I chose RSVP for this summer because I believe that restorative justice programs have power to change the futures of perpetrators, survivors, and the greater community- this why I am so excited and proud to work on this project. I am also very nervous. Although I have many experiences with survivors of violence and specifically gendered violence, I have never worked with the perpetrators of violence. I do not know how I will respond to the stories of the men, as they reflect the experiences of my friends and family. That considered, I think that personal investment in ending violence is an important part of this work.
I also don’t know how the men will respond to me. Many people have voiced their concerns about my summer, bringing up my gender and my age. Last month I read Dreams from the Monster Factory written by Sunny Schwartz, the woman who started the program. She wrote about her first experiences working in jail as a young legal intern, and the many misogynistic comments and interactions with both inmates and guards. In addition to being respected as an individual, I also hope that the men respect my schedule and what I expect from them through this process.

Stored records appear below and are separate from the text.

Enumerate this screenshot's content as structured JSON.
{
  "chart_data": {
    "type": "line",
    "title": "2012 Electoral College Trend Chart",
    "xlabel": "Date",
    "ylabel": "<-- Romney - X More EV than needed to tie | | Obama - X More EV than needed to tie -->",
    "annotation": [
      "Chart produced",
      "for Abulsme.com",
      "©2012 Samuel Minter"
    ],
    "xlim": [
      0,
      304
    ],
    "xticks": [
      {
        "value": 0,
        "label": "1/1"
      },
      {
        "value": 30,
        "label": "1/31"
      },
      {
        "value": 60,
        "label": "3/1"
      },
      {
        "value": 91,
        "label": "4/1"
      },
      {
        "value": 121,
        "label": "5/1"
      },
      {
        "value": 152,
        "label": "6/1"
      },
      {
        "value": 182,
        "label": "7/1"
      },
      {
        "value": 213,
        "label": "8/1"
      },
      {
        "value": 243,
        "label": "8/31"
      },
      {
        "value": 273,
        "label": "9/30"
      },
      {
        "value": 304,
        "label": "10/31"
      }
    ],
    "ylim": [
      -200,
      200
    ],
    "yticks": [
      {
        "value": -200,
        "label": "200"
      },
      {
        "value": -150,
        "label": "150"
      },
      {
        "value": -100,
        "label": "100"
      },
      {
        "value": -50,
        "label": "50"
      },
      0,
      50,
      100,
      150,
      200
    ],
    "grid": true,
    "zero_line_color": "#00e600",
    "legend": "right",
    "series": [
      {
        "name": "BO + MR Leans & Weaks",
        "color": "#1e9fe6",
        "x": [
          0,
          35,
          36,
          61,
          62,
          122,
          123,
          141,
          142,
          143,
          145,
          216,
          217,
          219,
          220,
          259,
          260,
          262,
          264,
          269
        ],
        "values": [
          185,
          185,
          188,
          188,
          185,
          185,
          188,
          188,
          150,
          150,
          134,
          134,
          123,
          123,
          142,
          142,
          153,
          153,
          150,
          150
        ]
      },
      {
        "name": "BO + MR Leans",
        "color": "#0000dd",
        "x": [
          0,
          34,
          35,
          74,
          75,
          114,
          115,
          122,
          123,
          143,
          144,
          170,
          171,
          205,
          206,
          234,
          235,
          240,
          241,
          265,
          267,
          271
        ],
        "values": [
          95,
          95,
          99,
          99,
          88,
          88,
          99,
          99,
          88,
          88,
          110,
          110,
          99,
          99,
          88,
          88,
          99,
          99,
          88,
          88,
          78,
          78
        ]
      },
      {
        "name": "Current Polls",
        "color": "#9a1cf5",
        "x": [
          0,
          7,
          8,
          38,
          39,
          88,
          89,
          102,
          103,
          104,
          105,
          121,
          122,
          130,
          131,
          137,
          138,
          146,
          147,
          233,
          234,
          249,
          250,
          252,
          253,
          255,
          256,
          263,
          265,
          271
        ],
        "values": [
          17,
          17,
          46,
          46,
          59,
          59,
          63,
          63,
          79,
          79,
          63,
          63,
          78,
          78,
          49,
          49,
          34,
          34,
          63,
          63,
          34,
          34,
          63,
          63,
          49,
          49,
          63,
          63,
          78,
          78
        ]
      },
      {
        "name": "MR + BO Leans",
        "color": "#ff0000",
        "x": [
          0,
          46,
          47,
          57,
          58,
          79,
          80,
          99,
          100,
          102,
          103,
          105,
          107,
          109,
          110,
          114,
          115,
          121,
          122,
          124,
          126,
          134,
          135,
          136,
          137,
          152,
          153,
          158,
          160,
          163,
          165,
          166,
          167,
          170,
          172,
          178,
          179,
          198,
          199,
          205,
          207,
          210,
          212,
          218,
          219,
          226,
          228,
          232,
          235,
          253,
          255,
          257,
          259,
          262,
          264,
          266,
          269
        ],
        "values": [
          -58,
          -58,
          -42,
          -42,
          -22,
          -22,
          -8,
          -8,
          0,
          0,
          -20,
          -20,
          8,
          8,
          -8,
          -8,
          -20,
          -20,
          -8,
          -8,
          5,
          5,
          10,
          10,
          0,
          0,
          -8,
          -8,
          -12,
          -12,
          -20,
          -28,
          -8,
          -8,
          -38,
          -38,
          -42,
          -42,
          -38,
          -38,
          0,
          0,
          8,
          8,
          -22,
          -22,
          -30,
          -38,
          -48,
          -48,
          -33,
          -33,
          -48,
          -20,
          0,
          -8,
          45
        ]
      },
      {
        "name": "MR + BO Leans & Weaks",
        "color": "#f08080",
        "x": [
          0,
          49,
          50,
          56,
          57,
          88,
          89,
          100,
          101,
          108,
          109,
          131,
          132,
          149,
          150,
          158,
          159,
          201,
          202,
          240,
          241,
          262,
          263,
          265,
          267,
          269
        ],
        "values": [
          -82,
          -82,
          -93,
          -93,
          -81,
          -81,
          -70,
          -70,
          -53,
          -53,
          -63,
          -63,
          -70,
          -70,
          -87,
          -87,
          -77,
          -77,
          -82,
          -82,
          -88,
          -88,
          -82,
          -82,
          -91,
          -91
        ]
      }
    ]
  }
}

I am excited and honoured to have the opportunity to work with this program and learn from the experience. I know that the men are being afforded an opportunity themselves; they are being given a chance to change their lives and their perceptions of themselves and those around them. Additionally, my project will give them the opportunity to write and have their writing printed. That said, the impact of this program will go both ways. Just as the men are asked to be vulnerable and reflective, I will need to be vulnerable and reflective as well. I am sure that I will learn more from the men than they could ever learn from me. However, what I can do is provide an opportunity for them to share their experiences and the RSVP program, giving them a voice and an opportunity to be heard.
I do not know what to expect, or how the publication will turn out. I do not know how the men will respond to me, or how I will respond to the men. I do not know what it will be like to work in a jail, where doors open and close at the will of a guard watching through a camera. I don’t think I am ready, but I don’t think that this is something that one can be “ready” for. That said, I am excited to meet the men and the women in the survivor program, to hear their stories, and then act as a means through which they can share their stories and the impact of the RSVP program with each other and any others who are willing to listen.